Each time a person comes into contact with a painful event, such as stubbing a toe, burning the hand while cooking, etc. a pain receptor in the area sends a signal to the brain, and he feels the pain. The receptor protects him from prolonged harm from the source of the pain, but at the same time it also seems to negatively impact the lifespan. It is known, for instance, that people with chronic pain live shorter lives.

Researchers at UC-Berkeley performed studies on mice targeting the TRPV1 pain receptor found in the skin, joints and nerves. This receptor is also known to be activated by capsaicin, the molecule found in chili peppers and other spicy foods. The study found that mice bred without the TRPV1 pain receptor lived 14% longer than those with the receptor.

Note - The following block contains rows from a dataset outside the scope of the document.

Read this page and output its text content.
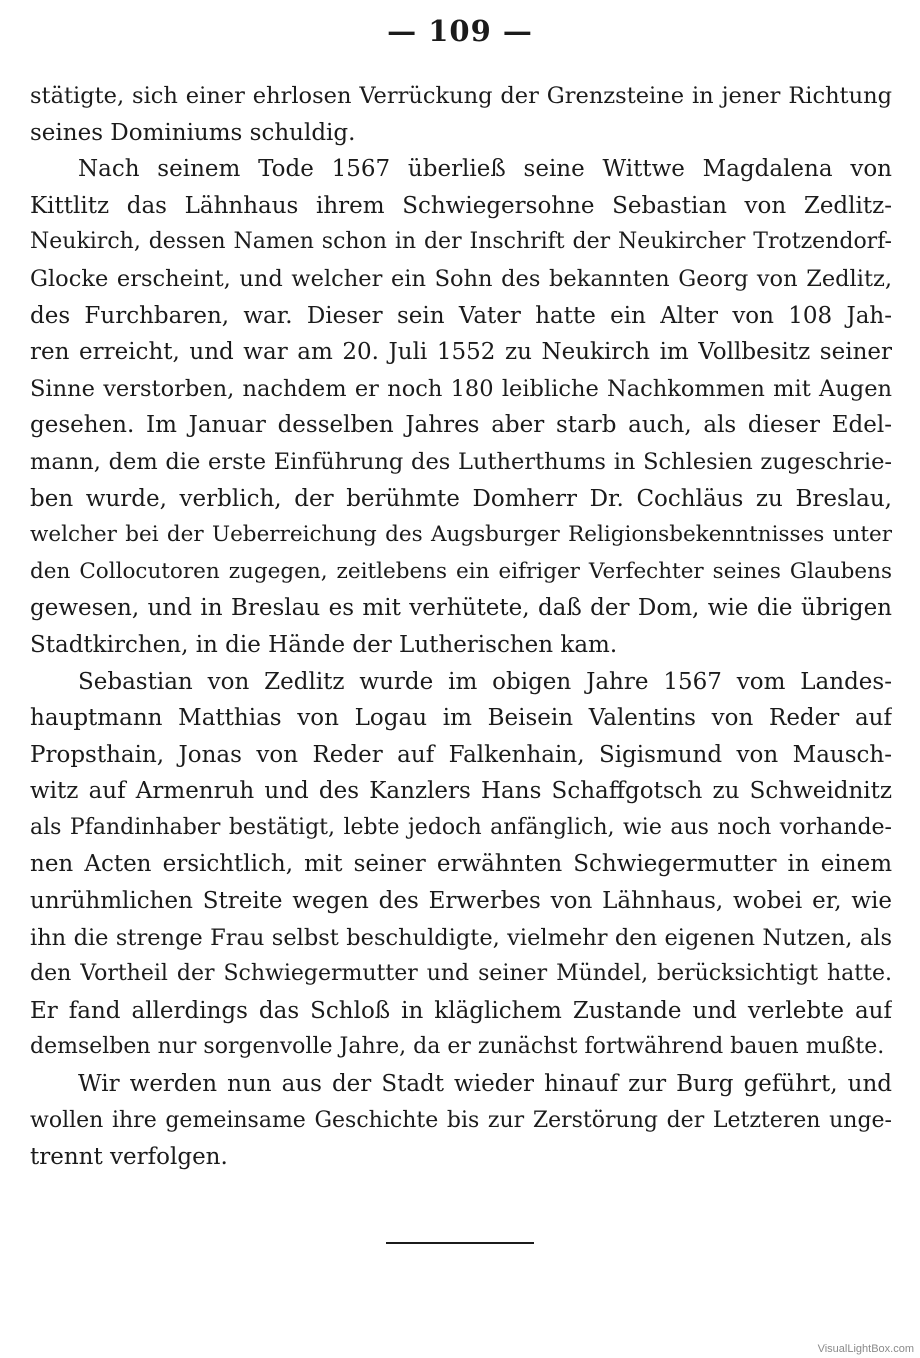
— 109 —
stätigte, sich einer ehrlosen Verrückung der Grenzsteine in jener Richtung
seines Dominiums schuldig.
Nach seinem Tode 1567 überließ seine Wittwe Magdalena von
Kittlitz das Lähnhaus ihrem Schwiegersohne Sebastian von Zedlitz-
Neukirch, dessen Namen schon in der Inschrift der Neukircher Trotzendorf-
Glocke erscheint, und welcher ein Sohn des bekannten Georg von Zedlitz,
des Furchbaren, war. Dieser sein Vater hatte ein Alter von 108 Jah-
ren erreicht, und war am 20. Juli 1552 zu Neukirch im Vollbesitz seiner
Sinne verstorben, nachdem er noch 180 leibliche Nachkommen mit Augen
gesehen. Im Januar desselben Jahres aber starb auch, als dieser Edel-
mann, dem die erste Einführung des Lutherthums in Schlesien zugeschrie-
ben wurde, verblich, der berühmte Domherr Dr. Cochläus zu Breslau,
welcher bei der Ueberreichung des Augsburger Religionsbekenntnisses unter
den Collocutoren zugegen, zeitlebens ein eifriger Verfechter seines Glaubens
gewesen, und in Breslau es mit verhütete, daß der Dom, wie die übrigen
Stadtkirchen, in die Hände der Lutherischen kam.
Sebastian von Zedlitz wurde im obigen Jahre 1567 vom Landes-
hauptmann Matthias von Logau im Beisein Valentins von Reder auf
Propsthain, Jonas von Reder auf Falkenhain, Sigismund von Mausch-
witz auf Armenruh und des Kanzlers Hans Schaffgotsch zu Schweidnitz
als Pfandinhaber bestätigt, lebte jedoch anfänglich, wie aus noch vorhande-
nen Acten ersichtlich, mit seiner erwähnten Schwiegermutter in einem
unrühmlichen Streite wegen des Erwerbes von Lähnhaus, wobei er, wie
ihn die strenge Frau selbst beschuldigte, vielmehr den eigenen Nutzen, als
den Vortheil der Schwiegermutter und seiner Mündel, berücksichtigt hatte.
Er fand allerdings das Schloß in kläglichem Zustande und verlebte auf
demselben nur sorgenvolle Jahre, da er zunächst fortwährend bauen mußte.
Wir werden nun aus der Stadt wieder hinauf zur Burg geführt, und
wollen ihre gemeinsame Geschichte bis zur Zerstörung der Letzteren unge-
trennt verfolgen.
VisualLightBox.com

And even in the natural course of aging, these older mice, without the receptor, had youthful metabolism and much better capacity to regulate insulin, something that tends to decline with age.

Andrew Dillin, one of the lead researchers at UC-Berkeley notes that capsaicin-rich diets have proven to be beneficial in controlling diabetes and other metabolic problems in humans, and feels that the time is ripe now for drug companies to begin targeting their research and production in this direction. Significant ingestion of capsaicin-laden foods can be like being born without the TRPV1 receptor, thus extending life. There is still more research to be done, but for now, this find between pain receptors and increasing lifespan is very encouraging. Also good news for lovers of spicy foods.